Book Cover Roundup, Item #1: Each year The Millions publishes a high stakes face-off between the UK and US covers of books featured in The Morning News’ Tournament of Books (2014, 2013, 2012). Now, for Sarah Hemfrey’s research on book covers in the publishing industry, it’s your turn to be the judge. Item #2: if Harry Potter is more your style, that whole series is getting new cover designs, too.
Can’t get enough Murakami? In the lead-up to the announcement of this year’s Nobel Prize for literature, Dan over at “How to Japonese” will post a short, new Murakami translation each week. The translations come from an unpublished (in English) collection of Murakami’s answers to his readers’ questions. This week, Murakami tackles safe sex.
One night in 1937, Avies Platt decided to attend a meeting of the Sex Education Society, held at London’s Grafton Galleries. When the meeting was over, she ended up driving none other than W.B. Yeats to the afterparty. In the LRB, she recalls her encounter with greatness.
“By three a.m., the seven of us had drunk a case of champagne, plus two additional bottles, followed by whiskey digestifs for the men. ‘They do this all the time,’ Pierre’s wife Chloe whispered to me in English at one point—dismissively, but without malice. As if to say, sure, Pierre’s relatives were lushes, but perhaps this was how life should be, inévitablement.” I doubt I have to tell you what city this all took place in.

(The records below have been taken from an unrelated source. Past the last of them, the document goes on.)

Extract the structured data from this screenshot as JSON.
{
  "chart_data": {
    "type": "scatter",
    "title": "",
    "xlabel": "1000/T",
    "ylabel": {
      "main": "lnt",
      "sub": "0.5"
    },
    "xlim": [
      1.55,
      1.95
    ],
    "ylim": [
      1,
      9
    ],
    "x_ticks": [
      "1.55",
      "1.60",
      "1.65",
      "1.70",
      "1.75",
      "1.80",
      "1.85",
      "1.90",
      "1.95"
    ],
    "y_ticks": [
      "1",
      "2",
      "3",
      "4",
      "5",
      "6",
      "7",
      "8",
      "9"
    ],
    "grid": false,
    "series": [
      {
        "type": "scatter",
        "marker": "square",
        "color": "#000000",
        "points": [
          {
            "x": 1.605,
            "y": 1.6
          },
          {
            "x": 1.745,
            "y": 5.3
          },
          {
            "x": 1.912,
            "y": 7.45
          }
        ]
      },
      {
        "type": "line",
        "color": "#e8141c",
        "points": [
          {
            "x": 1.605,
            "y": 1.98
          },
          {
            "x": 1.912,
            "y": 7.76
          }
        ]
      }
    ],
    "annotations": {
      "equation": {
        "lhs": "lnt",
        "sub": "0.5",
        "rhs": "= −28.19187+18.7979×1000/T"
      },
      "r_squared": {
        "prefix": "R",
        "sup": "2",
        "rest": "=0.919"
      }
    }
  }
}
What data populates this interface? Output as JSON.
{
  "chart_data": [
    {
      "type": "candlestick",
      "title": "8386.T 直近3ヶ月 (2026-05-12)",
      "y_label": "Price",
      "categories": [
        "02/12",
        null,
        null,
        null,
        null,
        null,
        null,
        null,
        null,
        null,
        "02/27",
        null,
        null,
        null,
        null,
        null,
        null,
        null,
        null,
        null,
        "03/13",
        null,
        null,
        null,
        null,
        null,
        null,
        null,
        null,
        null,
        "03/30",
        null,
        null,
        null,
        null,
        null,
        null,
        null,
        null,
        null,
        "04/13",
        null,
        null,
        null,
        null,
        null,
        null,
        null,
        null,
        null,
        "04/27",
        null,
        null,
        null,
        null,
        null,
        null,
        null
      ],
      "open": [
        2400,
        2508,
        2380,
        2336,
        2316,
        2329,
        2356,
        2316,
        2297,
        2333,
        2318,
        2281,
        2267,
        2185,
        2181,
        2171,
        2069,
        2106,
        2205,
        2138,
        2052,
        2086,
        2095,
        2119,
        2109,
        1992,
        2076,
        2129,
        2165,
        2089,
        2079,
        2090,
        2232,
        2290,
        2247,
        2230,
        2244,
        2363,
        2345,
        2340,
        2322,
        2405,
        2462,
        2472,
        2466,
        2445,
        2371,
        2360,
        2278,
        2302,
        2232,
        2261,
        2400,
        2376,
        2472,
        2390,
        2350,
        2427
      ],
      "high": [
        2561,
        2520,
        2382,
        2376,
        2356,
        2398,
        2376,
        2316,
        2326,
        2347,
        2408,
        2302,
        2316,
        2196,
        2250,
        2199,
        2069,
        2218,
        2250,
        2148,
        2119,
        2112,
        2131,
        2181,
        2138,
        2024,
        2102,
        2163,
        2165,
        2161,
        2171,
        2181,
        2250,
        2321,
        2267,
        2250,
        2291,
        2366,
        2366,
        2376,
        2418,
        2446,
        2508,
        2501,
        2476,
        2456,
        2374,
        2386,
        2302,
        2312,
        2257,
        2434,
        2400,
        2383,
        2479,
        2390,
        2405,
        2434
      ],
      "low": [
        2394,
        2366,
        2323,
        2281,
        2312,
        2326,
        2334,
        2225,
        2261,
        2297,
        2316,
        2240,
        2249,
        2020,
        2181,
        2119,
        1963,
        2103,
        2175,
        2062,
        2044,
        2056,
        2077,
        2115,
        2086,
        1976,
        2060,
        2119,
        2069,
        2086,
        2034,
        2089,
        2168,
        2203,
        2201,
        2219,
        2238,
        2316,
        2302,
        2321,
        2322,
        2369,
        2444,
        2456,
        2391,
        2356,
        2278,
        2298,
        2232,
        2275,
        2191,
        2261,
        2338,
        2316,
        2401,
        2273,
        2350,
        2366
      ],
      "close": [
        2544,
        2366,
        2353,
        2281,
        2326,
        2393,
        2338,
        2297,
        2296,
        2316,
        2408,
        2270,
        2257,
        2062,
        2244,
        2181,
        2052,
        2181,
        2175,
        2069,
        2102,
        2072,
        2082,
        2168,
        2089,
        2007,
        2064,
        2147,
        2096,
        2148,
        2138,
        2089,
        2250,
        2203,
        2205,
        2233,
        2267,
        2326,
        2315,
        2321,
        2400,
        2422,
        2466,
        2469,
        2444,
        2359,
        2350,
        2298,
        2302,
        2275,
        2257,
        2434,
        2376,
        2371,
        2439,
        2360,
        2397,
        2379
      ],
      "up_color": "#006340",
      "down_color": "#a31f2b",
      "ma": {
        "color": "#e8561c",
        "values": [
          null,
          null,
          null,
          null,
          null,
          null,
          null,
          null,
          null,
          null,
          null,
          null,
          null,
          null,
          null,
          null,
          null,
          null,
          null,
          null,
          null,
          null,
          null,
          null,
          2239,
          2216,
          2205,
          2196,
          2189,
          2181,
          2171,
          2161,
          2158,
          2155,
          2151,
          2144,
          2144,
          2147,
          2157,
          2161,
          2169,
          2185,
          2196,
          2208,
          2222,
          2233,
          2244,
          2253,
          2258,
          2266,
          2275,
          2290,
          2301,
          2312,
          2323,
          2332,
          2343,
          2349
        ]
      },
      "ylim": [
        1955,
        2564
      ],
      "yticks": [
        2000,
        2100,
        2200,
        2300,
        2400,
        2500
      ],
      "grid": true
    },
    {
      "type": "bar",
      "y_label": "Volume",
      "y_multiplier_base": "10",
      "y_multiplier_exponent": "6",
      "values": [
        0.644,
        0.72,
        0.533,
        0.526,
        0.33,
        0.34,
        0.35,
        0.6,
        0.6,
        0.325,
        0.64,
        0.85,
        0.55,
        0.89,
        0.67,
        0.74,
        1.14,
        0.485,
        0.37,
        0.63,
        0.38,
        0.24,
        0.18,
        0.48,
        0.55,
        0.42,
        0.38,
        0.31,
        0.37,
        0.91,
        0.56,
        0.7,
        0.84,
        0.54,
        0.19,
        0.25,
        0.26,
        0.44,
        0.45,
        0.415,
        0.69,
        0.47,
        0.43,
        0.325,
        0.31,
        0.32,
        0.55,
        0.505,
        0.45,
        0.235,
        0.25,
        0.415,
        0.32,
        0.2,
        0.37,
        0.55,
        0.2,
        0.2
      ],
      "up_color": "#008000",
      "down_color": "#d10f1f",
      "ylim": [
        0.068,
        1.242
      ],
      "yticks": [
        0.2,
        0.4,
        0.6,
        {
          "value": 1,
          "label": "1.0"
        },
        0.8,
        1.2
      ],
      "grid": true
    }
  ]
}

In anticipation of Adam Sternbergh’s novel, Shovel Ready, Chris Bilton and Sarah Liss collaborated on “the ultimate N.Y.C. dystopia map,” which serves as an amalgamation of “some of the darkest visions of the city.” Meanwhile, Jacob Silverman points us to a map of St. Petersburg, Russia, “made out of lines from Russian literature.” (Bonus: Sternbergh discusses his novel with the Los Angeles Times.)